Noting that it “has long been reported, anecdotally, that out-of-staters … [in New Hampshire’s presidential and senatorial races] cast fraudulent votes,” Kobach delivered a bombshell: “Now there’s proof.”

According to Kobach, evidence conclusively showed that thousands of people with out-of-state driver’s licenses – persons who “never were bona fide residents” –poured into the Granite state, swinging the election in the favor of the democratic senatorial candidate Maggie Hassan and Hillary Clinton.

“If the presidential contest had been closer,” Kobach noted, apocalyptically, “then this voter fraud might have had extraordinary consequences.”

The charge was sensational, incendiary, and bogus. On Tuesday, at the committee’s second meeting, dramatically staged in New Hampshire, the scene of the alleged malfeasance, Kobach was forced to eat crow.

New Hampshire’s long-serving secretary of state, Bill Gardner, a Democrat, dutifully explained that New Hampshire law permits domiciled out-of-staters, such as college students, to vote; Kobach’s thousands of “fraudulent” votes had, in fact, been properly cast.

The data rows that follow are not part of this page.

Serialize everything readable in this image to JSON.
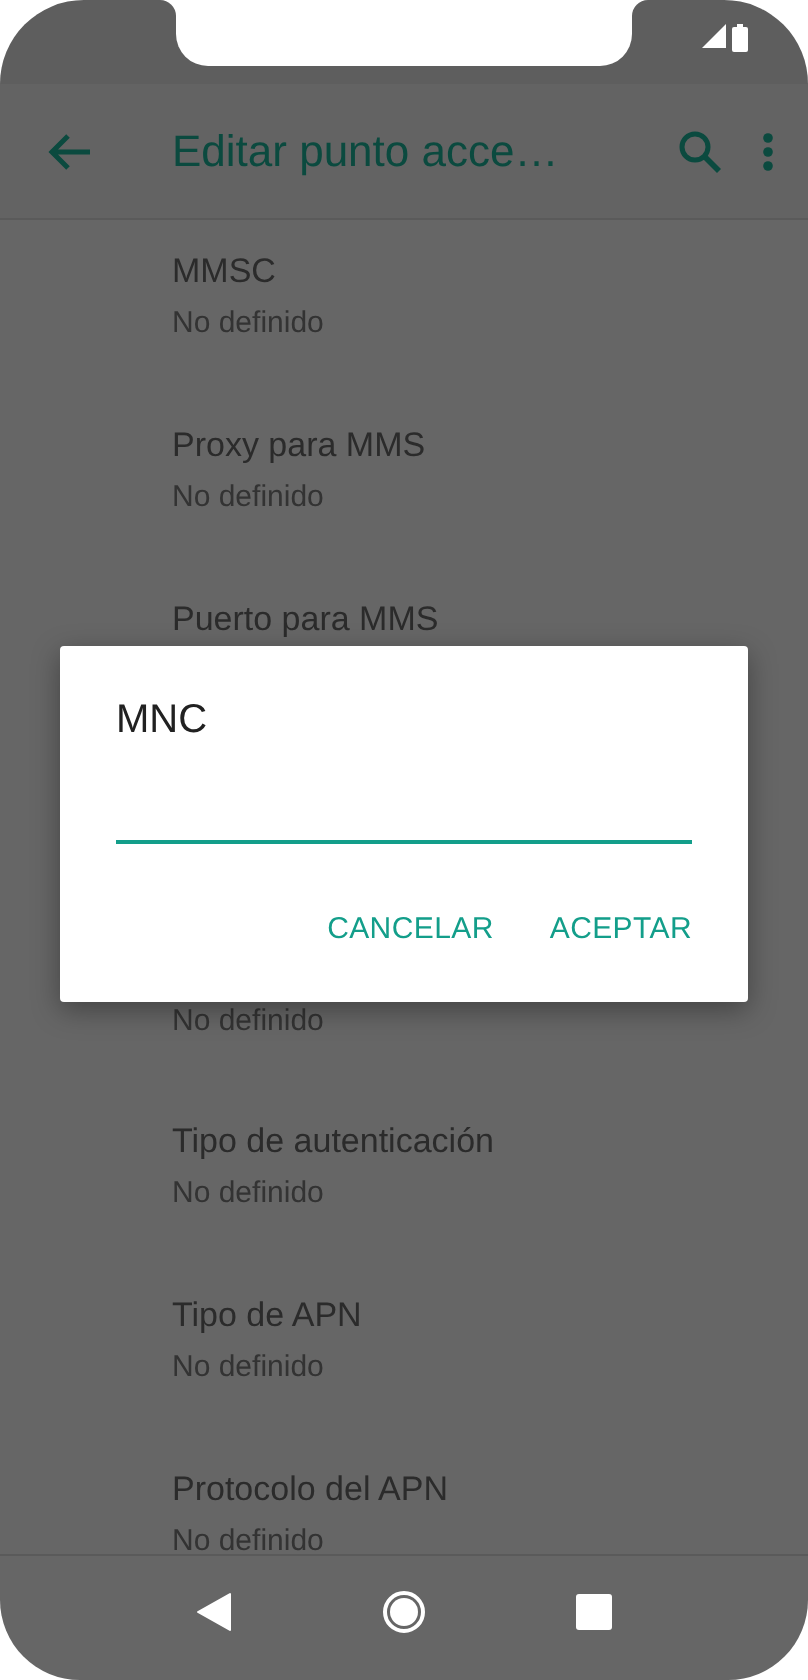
{
  "app_bar": {
    "title": "Editar punto acce…"
  },
  "settings": [
    {
      "title": "MMSC",
      "subtitle": "No definido"
    },
    {
      "title": "Proxy para MMS",
      "subtitle": "No definido"
    },
    {
      "title": "Puerto para MMS"
    },
    {
      "subtitle": "No definido"
    },
    {
      "title": "Tipo de autenticación",
      "subtitle": "No definido"
    },
    {
      "title": "Tipo de APN",
      "subtitle": "No definido"
    },
    {
      "title": "Protocolo del APN",
      "subtitle": "No definido"
    }
  ],
  "dialog": {
    "title": "MNC",
    "buttons": [
      "CANCELAR",
      "ACEPTAR"
    ]
  }
}
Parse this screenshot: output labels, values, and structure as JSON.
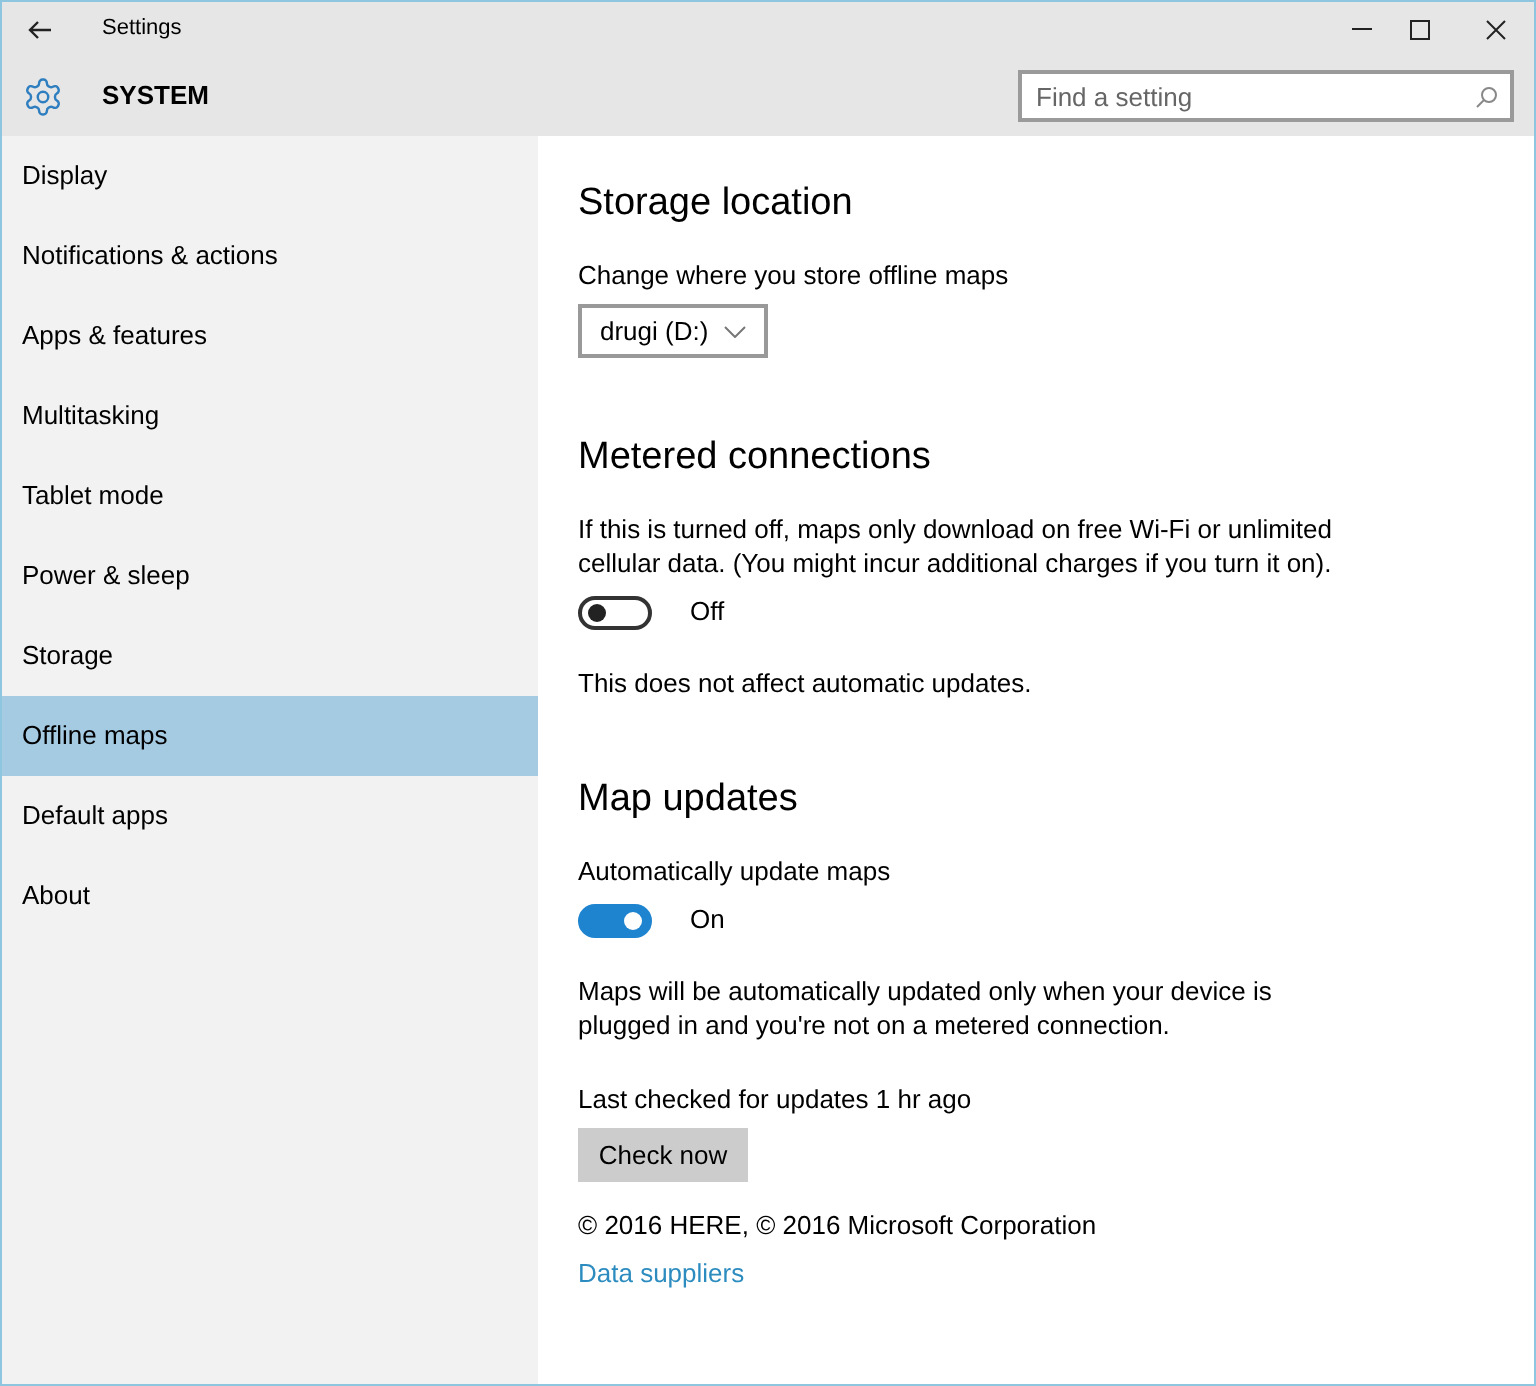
{
  "window": {
    "title": "Settings"
  },
  "header": {
    "title": "SYSTEM",
    "search": {
      "placeholder": "Find a setting"
    }
  },
  "sidebar": {
    "items": [
      {
        "label": "Display",
        "selected": false
      },
      {
        "label": "Notifications & actions",
        "selected": false
      },
      {
        "label": "Apps & features",
        "selected": false
      },
      {
        "label": "Multitasking",
        "selected": false
      },
      {
        "label": "Tablet mode",
        "selected": false
      },
      {
        "label": "Power & sleep",
        "selected": false
      },
      {
        "label": "Storage",
        "selected": false
      },
      {
        "label": "Offline maps",
        "selected": true
      },
      {
        "label": "Default apps",
        "selected": false
      },
      {
        "label": "About",
        "selected": false
      }
    ]
  },
  "sections": [
    {
      "heading": "Storage location",
      "items": [
        {
          "kind": "label",
          "text": "Change where you store offline maps"
        },
        {
          "kind": "dropdown",
          "value": "drugi (D:)"
        }
      ]
    },
    {
      "heading": "Metered connections",
      "items": [
        {
          "kind": "paragraph",
          "text": "If this is turned off, maps only download on free Wi-Fi or unlimited cellular data. (You might incur additional charges if you turn it on)."
        },
        {
          "kind": "toggle",
          "on": false,
          "state_label": "Off"
        },
        {
          "kind": "paragraph",
          "text": "This does not affect automatic updates."
        }
      ]
    },
    {
      "heading": "Map updates",
      "items": [
        {
          "kind": "label",
          "text": "Automatically update maps"
        },
        {
          "kind": "toggle",
          "on": true,
          "state_label": "On"
        },
        {
          "kind": "paragraph",
          "text": "Maps will be automatically updated only when your device is plugged in and you're not on a metered connection."
        },
        {
          "kind": "status",
          "text": "Last checked for updates 1 hr ago"
        },
        {
          "kind": "button",
          "label": "Check now"
        },
        {
          "kind": "copyright",
          "text": "© 2016 HERE, © 2016 Microsoft Corporation"
        },
        {
          "kind": "link",
          "text": "Data suppliers"
        }
      ]
    }
  ]
}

Lacking the president’s panache for denying facts even when they stare him in the face, Kobach swiftly switched gears, launching an attack on the wisdom of the New Hampshire law.

That Kobach continues to head the committee in the wake of such recklessness is hardly a surprise, given the bad faith that chartered the group and animates its activities. But what makes the effort truly outrageous is not simply that it bootstraps a lie into an institutional reality, or that it marks an attempt to deny the franchise, the most foundational act of participation in a democratic polity, to millions of eligible voters.

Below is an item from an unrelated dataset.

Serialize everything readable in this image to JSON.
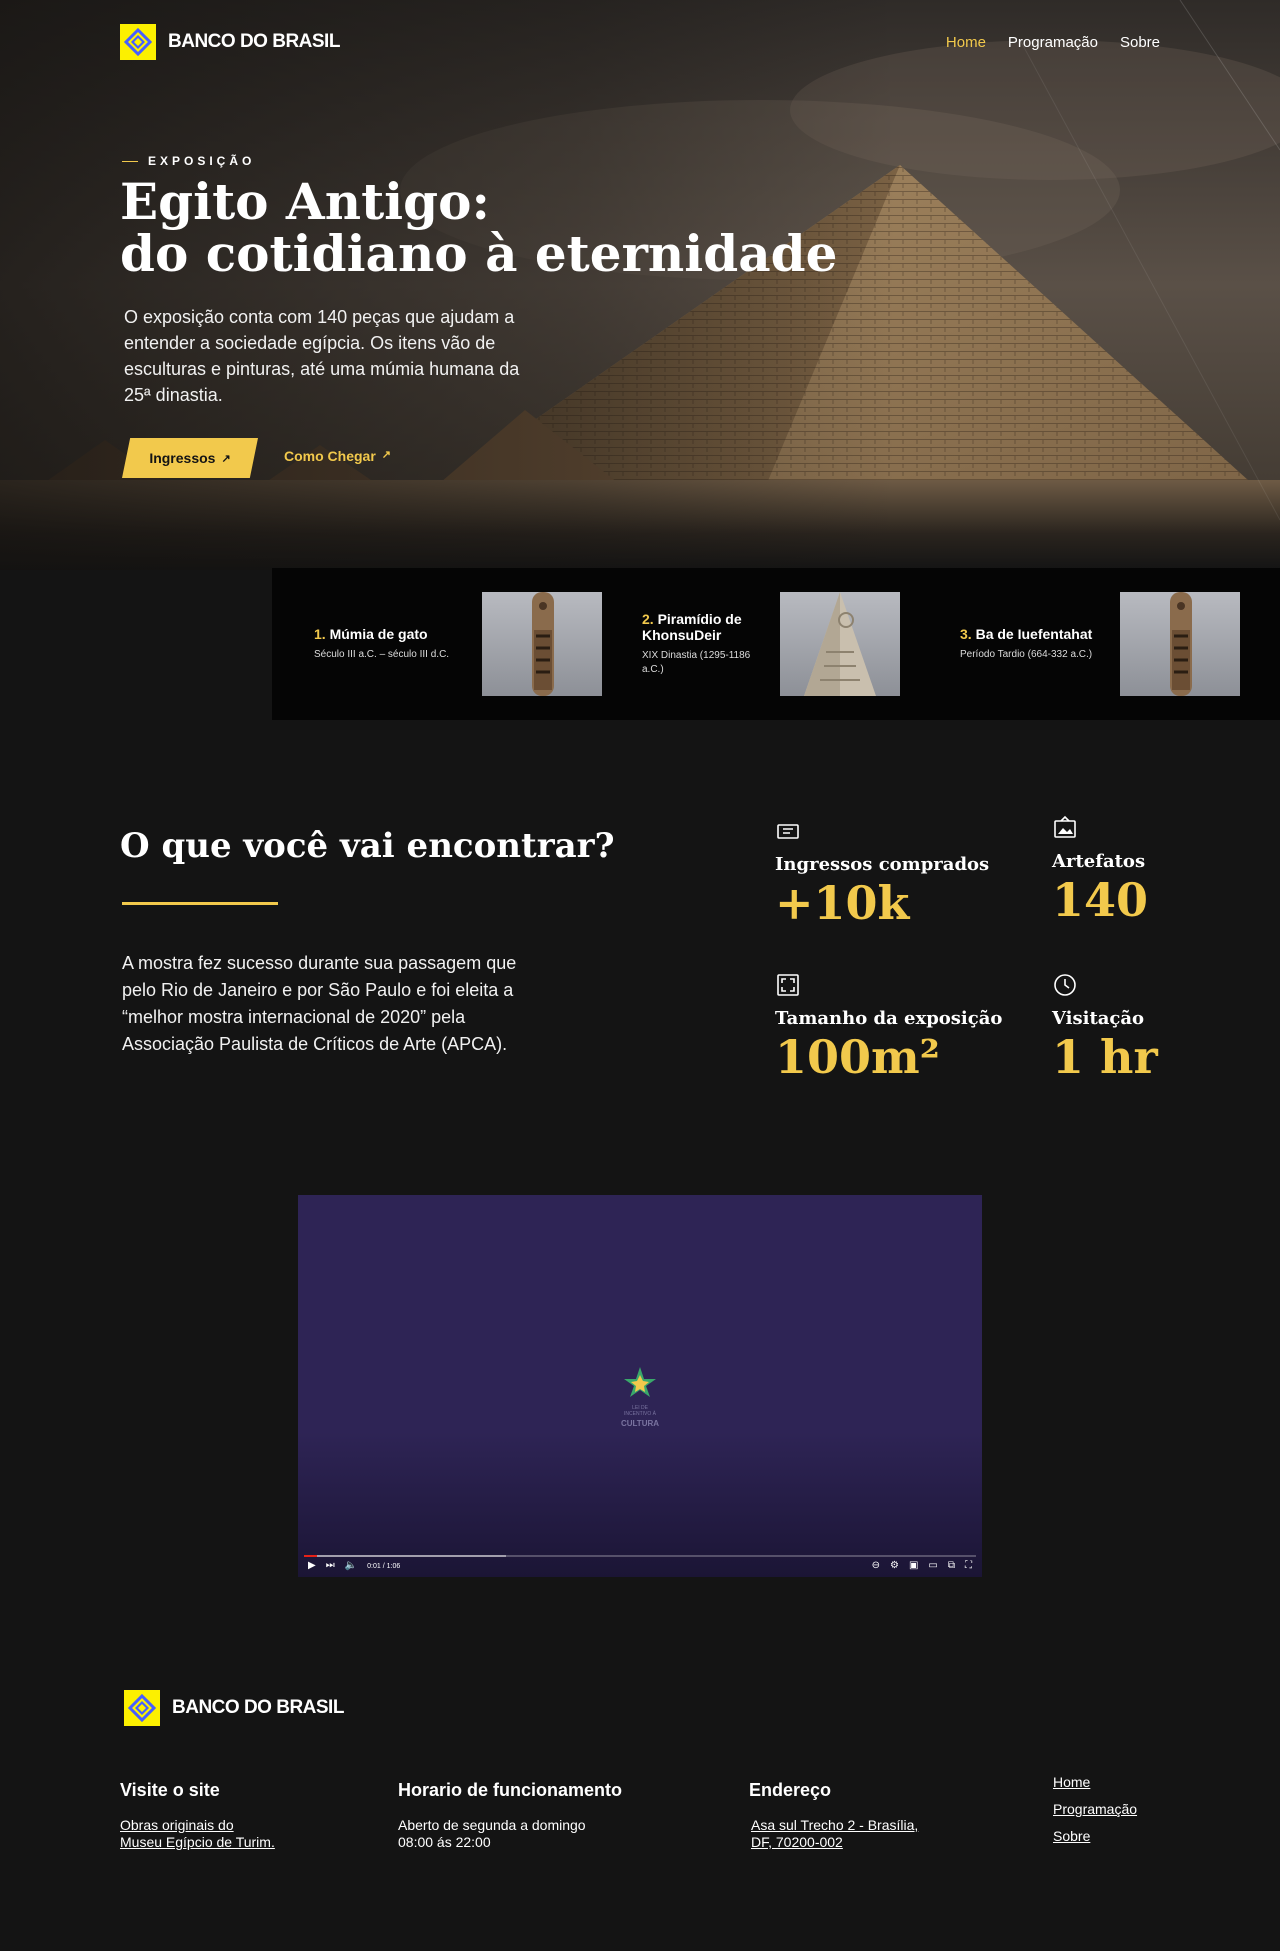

What is truly heinous is that Kobach & co are prepared to pursue a partisan end by cynically undermining confidence in the integrity of our electoral process, the sine qua non for the peaceful transition of power.

This is not to deny that our electoral system faces genuine threats. We have seen our vulnerability to hacking and external tampering by foreign adversaries. In parliamentary elections held on 9/11, Norway wisely tightened its security procedures to prevent electoral tampering, mandating that ballots be counted manually at least once in addition to being scanned by computer.

But instead of focusing on such wise and necessary steps to safeguard our electoral system and to protect our confidence in its results, the president’s commission insists on pursuing a bogeyman of its own making.